The point is, however, that any combination of factors can result in problems with hoof quality leading to excessive chipping, cracking or difficulty keeping shoes on. These are the horses that may be candidates for hoof sealants/strengtheners, if correcting the other risk factors doesn’t work. If fixable problems related to insufficient hoof care or nutrition are found, the hardeners or sealants may be useful for at least short-term use until the damaged portions of the hoof can grow out.
Hoof sealing and strengthening products act in one of two ways. Sealants replace/reinforce the natural water and chemical-repellent substances with other ones that do the same thing. Hardeners work by reacting with proteins in the hoof wall to form chemical bridges between them that make it more difficult for water and other materials to gain access to the deeper layers. Products based on formalin/formaldehyde and glutaraldehyde fall in this category.

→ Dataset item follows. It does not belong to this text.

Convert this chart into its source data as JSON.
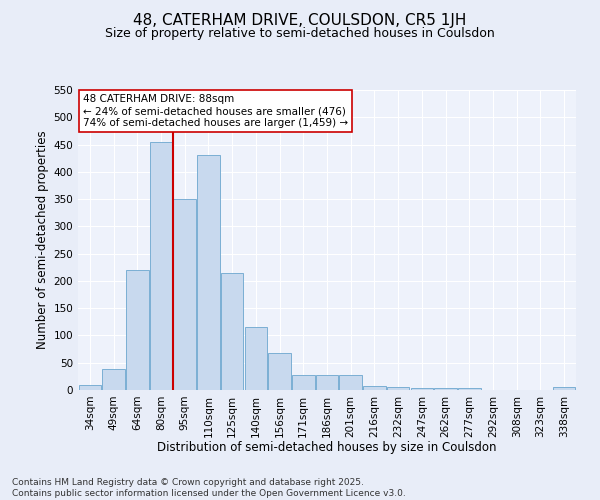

We tried these products on barefoot broodmares with neglected feet and problems including chipping/cracking, tender soles and weak heels. The mares were on turnout in a field where conditions varied from dry to marshy. Testing weather included both prolonged periods of rain and high heat.
We found hardeners do work, but the effect is temporary. You need to reapply frequently — every few days to a week. The volatile bases in these products also strip off natural oils/fat/waxes in the hoof. This helps the products adhere better, but we think it results in an unnecessary damage to areas of the hoof that are healthy.
We would use these products only on problem areas. Be careful, though, as you can overdo it on the soles, and a buildup of a very hard sole is uncomfortable for the horse to walk on.
We ran into this problem with one mare, but it resolved itself when the dry, hard sole cracked and sloughed.
We found that once the hoof could be stabilized so that damaged portions could grow out, the improvements held as long as the mares were trimmed often enough and correctly. Both Keratex Hoof Hardener and Crossapol hardened hooves, but on examination of hoof trimmings, the Keratex seemed to penetrate deeper with a gradual transition between the extremely hard outer layers and the inner horn.
With the Crossapol-treated hooves, there was a sharp transition between a thinner layer of hard horn and the deeper wall.
The hardeners are the best choice for horses with tender soles, and we prefer Keratax.
Of the sealants, the only one we felt was tough enough to really protect against chipping was Mustad’s Tuff Stuff. As with the hardeners, you’ll need to reapply often, usually every few days.